Alors que les États-Unis et Israël tentent de les instrumentaliser pour faire tomber le régime de Téhéran, plusieurs partis kurdes iraniens ont formé une coalition, mais ne se sont pas prononcés, pour l’heure, sur leur engagement dans cette guerre.
Dix jours après le déclenchement par les États-Unis et Israël d’une guerre contre l’Iran, la stratégie mise en œuvre reste floue. Pas tant celle de Tel-Aviv – qui fait de la destruction de ce pays une fin en soi – que celle de Washington. Marco Rubio, le secrétaire d’État, affirmait d’ailleurs le 2 mars : « Nous savions qu’il y aurait une action israélienne ; nous savions que cela déclencherait une attaque contre les forces américaines, et nous savions que, si nous ne les attaquions pas préventivement avant qu’ils ne lancent ces attaques, nous subirions des pertes plus importantes. »

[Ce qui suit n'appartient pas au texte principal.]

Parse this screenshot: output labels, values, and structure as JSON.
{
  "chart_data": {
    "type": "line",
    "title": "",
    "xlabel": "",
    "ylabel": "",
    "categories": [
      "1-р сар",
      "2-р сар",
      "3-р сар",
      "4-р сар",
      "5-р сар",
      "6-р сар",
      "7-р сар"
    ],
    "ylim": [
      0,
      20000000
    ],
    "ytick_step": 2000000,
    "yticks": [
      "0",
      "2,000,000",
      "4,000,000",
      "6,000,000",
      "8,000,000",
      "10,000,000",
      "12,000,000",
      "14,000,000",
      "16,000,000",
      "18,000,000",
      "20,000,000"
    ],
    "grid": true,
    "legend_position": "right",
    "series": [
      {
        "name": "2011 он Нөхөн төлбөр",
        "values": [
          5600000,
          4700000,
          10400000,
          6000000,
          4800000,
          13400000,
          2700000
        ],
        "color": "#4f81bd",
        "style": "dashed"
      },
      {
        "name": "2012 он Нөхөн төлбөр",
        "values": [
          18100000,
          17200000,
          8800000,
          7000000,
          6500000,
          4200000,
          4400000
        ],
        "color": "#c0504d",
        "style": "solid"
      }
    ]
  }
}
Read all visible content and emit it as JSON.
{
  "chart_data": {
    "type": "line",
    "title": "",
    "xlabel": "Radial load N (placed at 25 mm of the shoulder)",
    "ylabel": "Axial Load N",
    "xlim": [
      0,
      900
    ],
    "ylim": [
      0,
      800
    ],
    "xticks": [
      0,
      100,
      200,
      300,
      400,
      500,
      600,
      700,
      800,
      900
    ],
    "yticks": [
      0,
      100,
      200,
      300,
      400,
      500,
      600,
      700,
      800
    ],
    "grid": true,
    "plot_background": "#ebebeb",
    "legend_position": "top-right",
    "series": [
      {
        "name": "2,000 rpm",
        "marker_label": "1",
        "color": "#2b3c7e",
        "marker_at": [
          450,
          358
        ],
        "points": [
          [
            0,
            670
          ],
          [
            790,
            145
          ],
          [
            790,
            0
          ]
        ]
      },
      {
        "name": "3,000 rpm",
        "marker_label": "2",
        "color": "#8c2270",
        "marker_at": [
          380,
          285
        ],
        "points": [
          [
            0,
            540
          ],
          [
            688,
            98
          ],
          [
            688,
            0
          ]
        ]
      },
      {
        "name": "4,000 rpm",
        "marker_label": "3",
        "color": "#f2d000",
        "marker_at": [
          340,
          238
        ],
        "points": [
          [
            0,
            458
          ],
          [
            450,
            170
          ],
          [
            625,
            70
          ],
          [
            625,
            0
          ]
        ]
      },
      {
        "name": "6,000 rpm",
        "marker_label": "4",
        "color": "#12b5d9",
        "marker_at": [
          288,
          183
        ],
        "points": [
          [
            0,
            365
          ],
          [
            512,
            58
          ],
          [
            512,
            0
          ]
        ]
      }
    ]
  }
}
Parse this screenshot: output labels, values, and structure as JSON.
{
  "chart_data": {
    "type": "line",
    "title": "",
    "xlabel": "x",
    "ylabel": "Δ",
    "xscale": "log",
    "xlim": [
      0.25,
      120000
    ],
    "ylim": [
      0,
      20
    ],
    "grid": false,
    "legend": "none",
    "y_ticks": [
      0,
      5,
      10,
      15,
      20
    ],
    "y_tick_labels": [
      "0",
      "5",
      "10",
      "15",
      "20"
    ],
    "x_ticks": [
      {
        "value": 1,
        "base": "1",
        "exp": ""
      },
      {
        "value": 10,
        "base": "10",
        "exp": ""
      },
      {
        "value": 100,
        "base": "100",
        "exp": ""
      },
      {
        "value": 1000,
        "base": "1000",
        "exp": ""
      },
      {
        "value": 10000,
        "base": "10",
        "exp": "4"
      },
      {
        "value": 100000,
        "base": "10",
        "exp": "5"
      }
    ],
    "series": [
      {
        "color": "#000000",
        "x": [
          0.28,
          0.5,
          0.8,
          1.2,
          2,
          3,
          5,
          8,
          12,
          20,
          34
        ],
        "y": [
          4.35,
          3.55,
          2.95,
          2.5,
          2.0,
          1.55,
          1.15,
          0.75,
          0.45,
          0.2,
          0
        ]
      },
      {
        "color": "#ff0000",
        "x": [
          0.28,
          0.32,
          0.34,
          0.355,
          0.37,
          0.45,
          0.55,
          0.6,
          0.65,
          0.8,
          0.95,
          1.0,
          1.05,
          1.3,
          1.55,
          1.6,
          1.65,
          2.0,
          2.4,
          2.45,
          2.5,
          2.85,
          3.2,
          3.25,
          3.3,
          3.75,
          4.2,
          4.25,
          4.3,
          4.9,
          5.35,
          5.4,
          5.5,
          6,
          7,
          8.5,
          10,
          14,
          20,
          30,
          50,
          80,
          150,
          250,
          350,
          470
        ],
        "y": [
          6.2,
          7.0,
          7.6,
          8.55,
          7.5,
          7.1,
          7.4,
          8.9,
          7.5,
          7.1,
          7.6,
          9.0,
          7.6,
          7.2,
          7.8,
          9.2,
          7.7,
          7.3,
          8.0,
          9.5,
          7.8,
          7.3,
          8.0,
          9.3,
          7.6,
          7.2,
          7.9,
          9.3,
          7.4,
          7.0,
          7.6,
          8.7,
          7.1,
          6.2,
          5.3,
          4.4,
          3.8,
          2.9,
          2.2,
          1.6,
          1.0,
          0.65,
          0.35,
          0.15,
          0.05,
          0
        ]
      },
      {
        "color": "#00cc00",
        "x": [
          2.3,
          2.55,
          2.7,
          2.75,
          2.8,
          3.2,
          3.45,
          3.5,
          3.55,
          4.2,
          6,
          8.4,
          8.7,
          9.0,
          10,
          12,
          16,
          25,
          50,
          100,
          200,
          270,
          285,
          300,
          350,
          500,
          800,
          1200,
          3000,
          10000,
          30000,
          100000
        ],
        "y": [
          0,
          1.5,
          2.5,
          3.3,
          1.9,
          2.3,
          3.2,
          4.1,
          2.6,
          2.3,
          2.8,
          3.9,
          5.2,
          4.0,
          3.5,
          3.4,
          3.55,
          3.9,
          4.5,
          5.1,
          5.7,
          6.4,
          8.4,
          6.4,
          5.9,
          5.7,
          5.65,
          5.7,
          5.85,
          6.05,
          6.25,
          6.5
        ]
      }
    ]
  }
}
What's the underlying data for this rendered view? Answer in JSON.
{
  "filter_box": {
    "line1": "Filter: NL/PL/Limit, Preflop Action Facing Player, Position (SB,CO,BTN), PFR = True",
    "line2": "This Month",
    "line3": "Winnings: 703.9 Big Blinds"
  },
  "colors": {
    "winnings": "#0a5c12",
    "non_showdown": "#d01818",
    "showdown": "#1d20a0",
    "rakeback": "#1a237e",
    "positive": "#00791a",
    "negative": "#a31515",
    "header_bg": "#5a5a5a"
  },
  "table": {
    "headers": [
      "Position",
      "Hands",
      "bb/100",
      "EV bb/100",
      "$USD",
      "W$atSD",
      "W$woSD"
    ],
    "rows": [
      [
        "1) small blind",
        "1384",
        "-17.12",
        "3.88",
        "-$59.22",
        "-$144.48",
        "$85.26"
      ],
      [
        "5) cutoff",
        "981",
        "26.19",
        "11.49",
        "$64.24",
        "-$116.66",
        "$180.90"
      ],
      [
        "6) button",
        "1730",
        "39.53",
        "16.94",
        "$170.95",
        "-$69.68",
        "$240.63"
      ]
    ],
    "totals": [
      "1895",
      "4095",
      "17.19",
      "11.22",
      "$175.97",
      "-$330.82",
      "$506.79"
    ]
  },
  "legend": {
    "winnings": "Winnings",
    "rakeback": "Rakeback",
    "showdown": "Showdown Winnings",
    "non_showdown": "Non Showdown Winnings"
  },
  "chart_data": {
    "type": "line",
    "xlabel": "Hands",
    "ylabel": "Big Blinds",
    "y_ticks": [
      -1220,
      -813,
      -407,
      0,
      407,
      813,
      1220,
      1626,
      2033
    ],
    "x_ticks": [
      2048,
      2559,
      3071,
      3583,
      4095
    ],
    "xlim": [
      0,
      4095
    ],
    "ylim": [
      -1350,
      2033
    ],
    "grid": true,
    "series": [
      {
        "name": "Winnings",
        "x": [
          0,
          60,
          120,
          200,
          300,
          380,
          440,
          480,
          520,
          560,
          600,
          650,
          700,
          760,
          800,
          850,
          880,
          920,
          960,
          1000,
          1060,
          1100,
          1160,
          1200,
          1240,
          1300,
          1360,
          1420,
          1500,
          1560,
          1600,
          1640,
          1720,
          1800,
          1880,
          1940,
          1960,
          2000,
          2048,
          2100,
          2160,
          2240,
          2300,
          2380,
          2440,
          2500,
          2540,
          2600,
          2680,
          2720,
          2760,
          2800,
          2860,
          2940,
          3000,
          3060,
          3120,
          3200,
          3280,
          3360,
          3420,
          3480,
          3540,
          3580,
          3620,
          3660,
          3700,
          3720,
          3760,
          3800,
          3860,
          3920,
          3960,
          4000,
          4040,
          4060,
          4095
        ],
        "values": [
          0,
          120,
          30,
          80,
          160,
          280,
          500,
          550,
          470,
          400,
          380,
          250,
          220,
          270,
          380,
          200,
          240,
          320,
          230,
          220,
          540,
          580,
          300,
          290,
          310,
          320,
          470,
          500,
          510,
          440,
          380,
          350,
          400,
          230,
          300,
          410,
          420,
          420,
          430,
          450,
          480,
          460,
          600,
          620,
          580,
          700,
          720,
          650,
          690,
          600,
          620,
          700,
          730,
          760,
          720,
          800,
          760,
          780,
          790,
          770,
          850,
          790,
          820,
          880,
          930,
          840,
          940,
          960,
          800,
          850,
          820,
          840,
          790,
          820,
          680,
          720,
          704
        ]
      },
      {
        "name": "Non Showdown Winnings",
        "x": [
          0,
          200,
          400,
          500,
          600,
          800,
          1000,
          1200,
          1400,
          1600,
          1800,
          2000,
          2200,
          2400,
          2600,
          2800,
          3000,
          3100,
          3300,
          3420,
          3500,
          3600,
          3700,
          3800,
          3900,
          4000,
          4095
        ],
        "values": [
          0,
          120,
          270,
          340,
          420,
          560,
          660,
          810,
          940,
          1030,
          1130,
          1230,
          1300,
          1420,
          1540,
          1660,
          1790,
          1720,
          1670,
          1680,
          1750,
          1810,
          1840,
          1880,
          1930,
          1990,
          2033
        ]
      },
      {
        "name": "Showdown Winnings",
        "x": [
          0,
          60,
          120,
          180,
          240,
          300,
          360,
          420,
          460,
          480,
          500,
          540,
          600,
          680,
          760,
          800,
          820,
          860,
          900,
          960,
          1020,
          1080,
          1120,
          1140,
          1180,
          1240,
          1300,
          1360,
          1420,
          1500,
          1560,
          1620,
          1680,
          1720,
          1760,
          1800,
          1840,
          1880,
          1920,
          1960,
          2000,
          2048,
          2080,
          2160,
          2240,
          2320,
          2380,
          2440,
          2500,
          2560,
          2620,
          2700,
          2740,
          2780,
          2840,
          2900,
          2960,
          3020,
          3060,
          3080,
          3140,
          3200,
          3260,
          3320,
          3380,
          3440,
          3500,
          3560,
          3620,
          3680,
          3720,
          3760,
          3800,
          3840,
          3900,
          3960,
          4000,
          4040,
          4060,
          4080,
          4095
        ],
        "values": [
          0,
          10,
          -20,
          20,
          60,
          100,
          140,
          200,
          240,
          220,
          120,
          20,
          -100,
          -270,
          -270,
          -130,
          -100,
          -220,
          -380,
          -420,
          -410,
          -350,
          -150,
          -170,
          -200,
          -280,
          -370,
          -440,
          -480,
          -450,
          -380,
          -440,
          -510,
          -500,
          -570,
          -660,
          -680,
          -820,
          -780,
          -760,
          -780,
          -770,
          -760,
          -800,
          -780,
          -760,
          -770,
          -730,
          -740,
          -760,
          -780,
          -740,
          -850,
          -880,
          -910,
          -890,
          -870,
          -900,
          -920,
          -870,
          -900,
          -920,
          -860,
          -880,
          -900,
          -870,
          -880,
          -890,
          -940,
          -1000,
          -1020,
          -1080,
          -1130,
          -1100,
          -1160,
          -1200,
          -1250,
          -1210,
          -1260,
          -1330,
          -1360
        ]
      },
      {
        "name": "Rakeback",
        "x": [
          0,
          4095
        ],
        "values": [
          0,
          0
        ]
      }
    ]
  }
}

Ou comment la première puissance mondiale se laisse prendre dans un engrenage qui risque de pulvériser tout le Moyen-Orient et touche déjà l’économie mondiale. Le même flou demeure s’agissant d’une possible intervention au sol, étant entendu qu’un changement de régime iranien – but de plus en plus évoqué par la Maison-Blanche – nécessite une intervention terrestre. Ces derniers jours, l’armée israélienne a mené des bombardements contre des avant-postes militaires et policiers iraniens le long de sa frontière avec l’Irak.
À mesure que la campagne aérienne progressait, des informations ont fuité suggérant que la dimension terrestre de la guerre serait exécutée non pas directement par les troupes états-uniennes ou israéliennes, mais par des groupes d’opposition kurdes opérant depuis des bases situées dans la région du Kurdistan irakien.